HIV Databases HIV Databases home HIV Databases home
HIV sequence database



Geography Search Explanation

HIV Database Geography

Background

The HIV geography tool shows the geographic distribution of HIV-1 sequences and their subtypes. The distributions shown are based on the same information available from the HIV sequence search interface. These maps are derived from the database, and are updated nightly. Maps were created using GMT (Generic Mapping Tools) and iGMT (interactive Mapping of Geoscientific Datasets).

Data do not represent population frequency!

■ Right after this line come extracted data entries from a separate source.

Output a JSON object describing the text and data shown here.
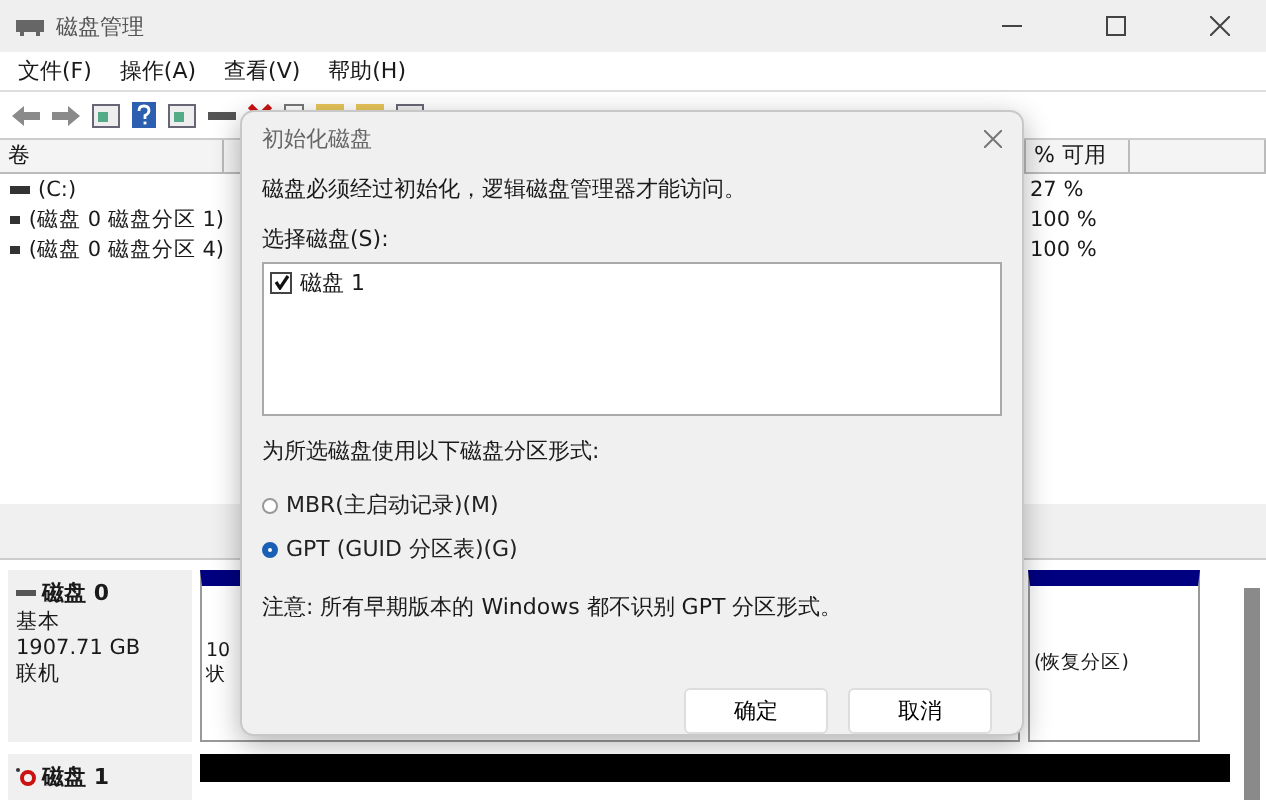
{
  "window": {
    "title": "磁盘管理"
  },
  "menu": [
    "文件(F)",
    "操作(A)",
    "查看(V)",
    "帮助(H)"
  ],
  "volumes": {
    "columns": [
      "卷",
      "% 可用"
    ],
    "rows": [
      {
        "volume": "(C:)",
        "free": "27 %"
      },
      {
        "volume": "(磁盘 0 磁盘分区 1)",
        "free": "100 %"
      },
      {
        "volume": "(磁盘 0 磁盘分区 4)",
        "free": "100 %"
      }
    ]
  },
  "disks": [
    {
      "kind": "basic",
      "name": "磁盘 0",
      "lines": [
        "基本",
        "1907.71 GB",
        "联机"
      ],
      "partitions": [
        {
          "lines": [
            "10",
            "状"
          ]
        },
        {
          "lines": [
            "(恢复分区)"
          ]
        }
      ]
    },
    {
      "kind": "uninitialized",
      "name": "磁盘 1"
    }
  ],
  "dialog": {
    "title": "初始化磁盘",
    "message": "磁盘必须经过初始化，逻辑磁盘管理器才能访问。",
    "list_label": "选择磁盘(S):",
    "disks": [
      {
        "label": "磁盘 1",
        "checked": true
      }
    ],
    "style_label": "为所选磁盘使用以下磁盘分区形式:",
    "options": [
      {
        "label": "MBR(主启动记录)(M)",
        "selected": false
      },
      {
        "label": "GPT (GUID 分区表)(G)",
        "selected": true
      }
    ],
    "note": "注意: 所有早期版本的 Windows 都不识别 GPT 分区形式。",
    "buttons": [
      "确定",
      "取消"
    ]
  }
}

Be careful not to draw conclusions about the epidemiology of HIV-1 from the subtype distribution presented here. The data stored in the database are taken from publications in the literature, and in general there is no epidemiological framework; the database is just a listing of available sequences and subtypes, and the maps a summary. The geographic distribution shown on the maps is based on the country of sequence isolation. While this set is not particularly helpful for epidemiological purposes, one can get a sense of how intensively a region has been studied and a rough indication of the subtype distributions.

An example of how the sequences may not reflect subtypes in a given country is the following:

Imagine a scenario where HMA revealed 90% subtype A, 10% other, in a particular study. The laboratory may have sequenced only the 10% non-A for confirmation of subtype, and thus the sequences from this study would not reflect the distribution of subtypes circulating in the study population. There has been a tendency in many studies to sequence what is most unusual, and this scenario is not uncommon.

On the other hand, C subtype dominates the South African epidemic, and almost all sequences from South Africa are C's, so this impression is conveyed appropriately by the map. In summary, one should simply interpret this map with caution.

Examples

The following are examples of the kinds of searches you can do using this interface.

Example 1. What are some CRFs that commonly occur in sequences from Brazil?

Select HIV-1/Brazil and click the “Show recombinant sequences” button. The resulting pie chart shows just the CRF and other recombinant sequences sampled in Brazil. To see what subtypes are represented in the “Other” category, click the corresponding pie slice, and you will see them listed.

Example 2. Are non-A subtypes of HIV-2 more common among sequences from Asia or Africa?

This question requires 2 separate searches: one for HIV-2/Asia, and one for HIV-2/Africa. The resulting pie charts can be downloaded and compared. However, it is important to note that small sampling sizes can be a problem. At the time of this writing, there are only 182 HIV-2 sequences available from Asia, and only 3 of them are non-A subtype.

Example 3. Do all countries in Asia have similar distributions of HIV-1 sequence subtypes in the database?

Search for HIV-1/Asia “show all”. The resulting map shows Asia with a separate pie chart for each country. It is clear at a glance there are vast differences in subtype distributions of sequences collected from Asian countries. You can further click on each country to view and download its subtype distribution individually.

Example 4. What are the rarest HIV-1 sequence subtypes ever sampled in Sweden?

This is a search that would be difficult using the regular Search Interface, but easy here. Select HIV-1/Sweden and “Show all”. In the resulting pie chart, click on the “Other” slice. The resulting list shows the subtypes of the sequences that were too rare to display as separate pie slices.

Additional limitations and details

There is redundancy in the information that can be extracted by the Geography Search and the regular Search Interface. For example, if you want to extract all subtype B sequences from Africa, you could use either interface. The main reason that you may prefer to do the search using the Geography Search is the graphic presentation of all subtypes. The graphic output may provide some interesting insights that you would not notice in the lists obtained from the sequence Search Interface. However, if the objective is only to extract sequences of a single subtype, without any interest in the geographic distribution of that subtype or the representation of that subtype relative to others, then the regular sequence search interface may serve you better.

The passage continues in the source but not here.